There will be “no deal” on tax reform unless pledges of state and local aid are made, according to moderate Democrats in the House of Representatives.
Federal restrictions on state and local tax deductions should be abolished, according to congressional lawmakers from the Northeast. They are lobbying for this provision to be included in the progressive Democrats’ massive $3.5 trillion spending package.
When the Republican-led Congress passed its 2017 tax reform plan, which disproportionately affected populous blue states like New York and California, those limitations were slashed to $10,000.

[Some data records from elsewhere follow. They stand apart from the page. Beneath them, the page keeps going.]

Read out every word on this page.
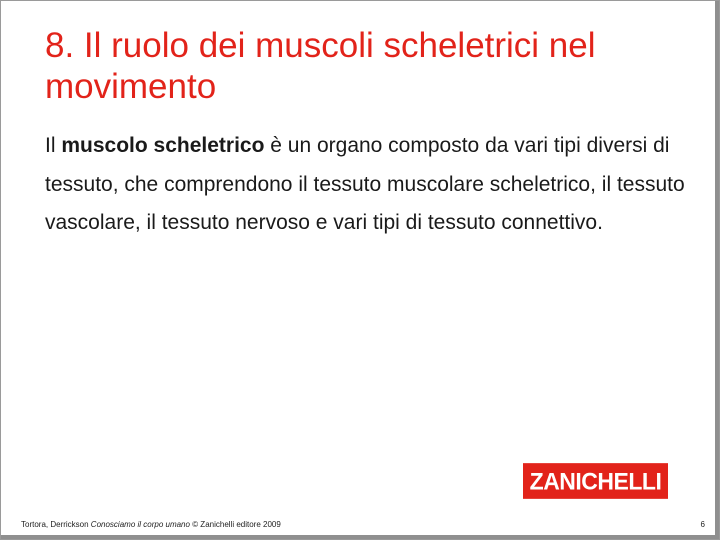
8. Il ruolo dei muscoli scheletrici nel movimento
Il muscolo scheletrico è un organo composto da vari tipi diversi di tessuto, che comprendono il tessuto muscolare scheletrico, il tessuto vascolare, il tessuto nervoso e vari tipi di tessuto connettivo.
ZANICHELLI
Tortora, Derrickson Conosciamo il corpo umano © Zanichelli editore 2009	6
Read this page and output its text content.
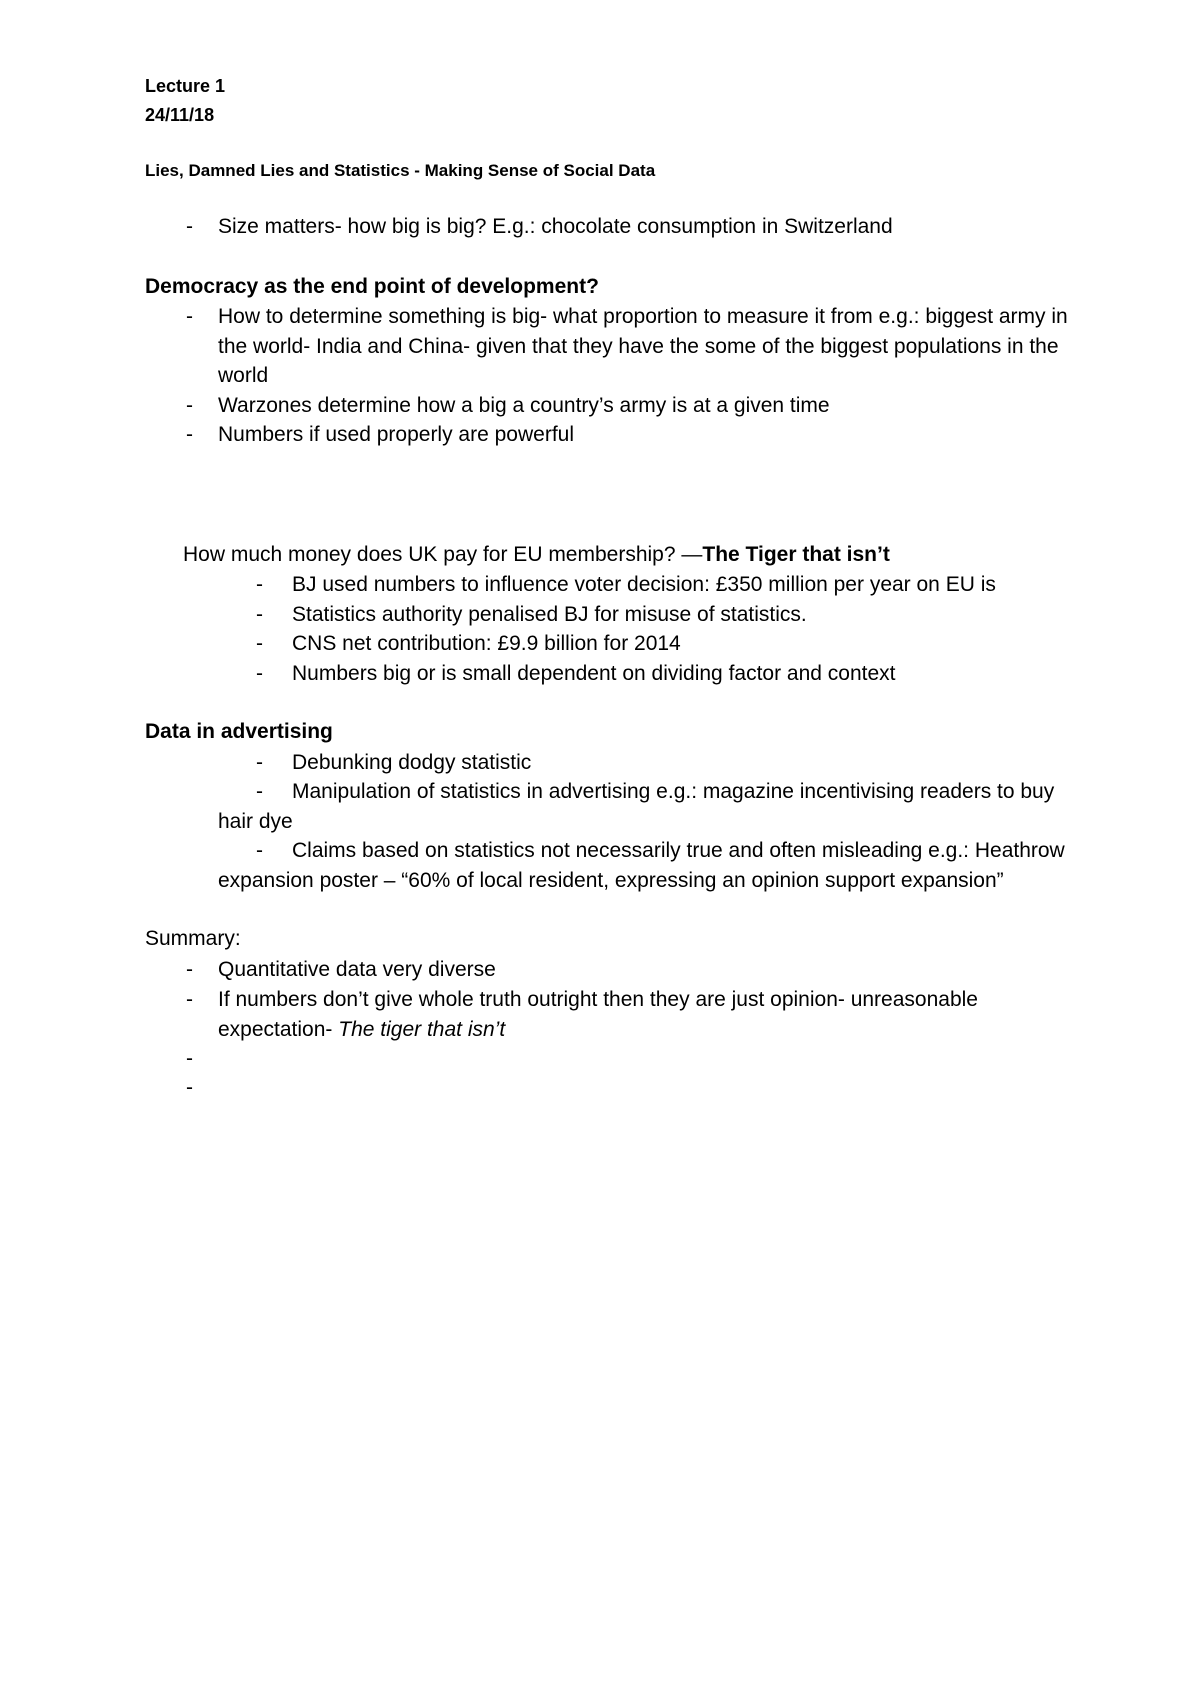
Lecture 1
24/11/18
Lies, Damned Lies and Statistics - Making Sense of Social Data
- Size matters- how big is big? E.g.: chocolate consumption in Switzerland
Democracy as the end point of development?
- How to determine something is big- what proportion to measure it from e.g.: biggest army in the world- India and China- given that they have the some of the biggest populations in the world
- Warzones determine how a big a country’s army is at a given time
- Numbers if used properly are powerful
How much money does UK pay for EU membership? —The Tiger that isn’t
- BJ used numbers to influence voter decision: £350 million per year on EU is
- Statistics authority penalised BJ for misuse of statistics.
- CNS net contribution: £9.9 billion for 2014
- Numbers big or is small dependent on dividing factor and context
Data in advertising
- Debunking dodgy statistic
-	Manipulation of statistics in advertising e.g.: magazine incentivising readers to buy hair dye
-	Claims based on statistics not necessarily true and often misleading e.g.: Heathrow expansion poster – “60% of local resident, expressing an opinion support expansion”
Summary:
- Quantitative data very diverse
- If numbers don’t give whole truth outright then they are just opinion- unreasonable expectation- The tiger that isn’t
-
-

The House Ways and Means Committee released their tax reform proposal on Friday, but it did not include a decision to eliminate the SALT caps. In response, committee chairman Richard Neal (D-MA) and three other New York and New Jersey congressmen issued a joint statement on Monday pledging to continue pressing for SALT relief.
“We continue to work with Speaker Pelosi and our colleagues in the Senate to repeal Republicans’ short-sighted SALT cap,” they stated. “We are dedicated to enacting legislation that includes real SALT relief, which is critical to our middle-class neighborhoods, and we are working toward that goal on a daily basis.”
High incomes will see their individual federal income tax rate increased from the current 37 percent to 39.6 percent under the Democrats’ new tax proposal, as well as a 3% surtax on individuals earning more than $5 million per year.
If passed, these hikes would be accompanied by a rise in the capital gains tax rate from 23.8 percent to 28.8 percent. High incomes in New York City and California would see an increase in their taxes paid to the government under these suggestions.
According to the nonpartisan Tax Policy Center, a SALT cap repeal could benefit the wealthiest 20% of taxpayers by more than 96 percent, while the top 1% would reap approximately 54 percent of the gain.
Progressive Democrats are opposed to extending assistance to the wealthy, and they have dubbed some of their opponents within the party as “conservative Democrats” for disagreeing with their policy positions.
The enmity between moderates and left-wing Democrats was on full display over the weekend, when Rep. Alexandria Ocasio Cortez (D-NY) and Sen. Joe Manchin (D-WV) traded verbal jabs on the radio.
In negotiations, moderate Democrats appear to have some clout. Being aware of the bill. Brief News from Washington Newsday.